Third, the ISIS problem will not go away when the mini-state is extinguished. The problem will continue in the form of the ideology and the inspiration, and probably also in the form of insurgency in the lands in which the mini-state has existed.
This last point leads to the further observation that as far as not only anti-Western terrorism but also instability in the Middle East are concerned, what matters most is not how hastily the ISIS mini-state is crushed but rather what arrangements are left on the ground after the crushing. The more that chaos, disputes, and uncertainty prevail there, the more that ground will remain fertile for violent extremism, whether under the ISIS label or some other brand. The rest of the political, diplomatic, and military story of conflict in Syria still has a good way to go before providing a more promising and stable alternative for what comes after ISIS. It would not be advantageous for the anti-ISIS military campaign to get ahead of that story. Speed in this case is not necessarily good.

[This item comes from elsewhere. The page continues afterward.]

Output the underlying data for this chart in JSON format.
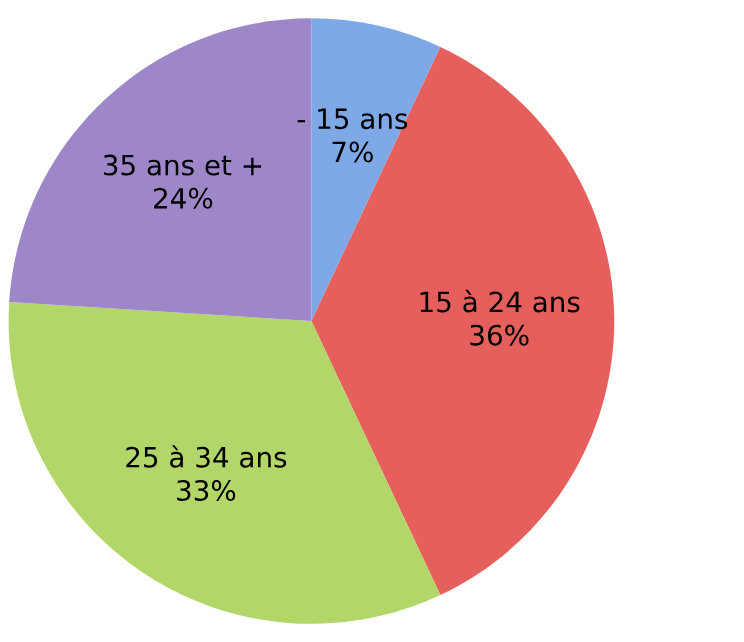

All of this is in addition to one of the biggest downsides of U.S. forces assuming more of a military role: playing into the ideology and propaganda of ISIS and similar extremists, who appeal for support with a message about how the United States uses its armed might to intervene in Muslim lands and to kill Muslims.
This set of issues will be an early test for new national security adviser H. R. McMaster. He is a highly regarded military officer whose professional focus, from study of war in Vietnam to the practice of war in Iraq, has been on what use of force and how much force are needed to achieve an objective of military victory. His natural inclination, as much as of others, may be to take the swift extinguishing of the ISIS mini-state as such an objective and to treat it more as an end than a means. A more thorough and careful performance as national security adviser would instead broaden the policy question and take into account the considerations mentioned above.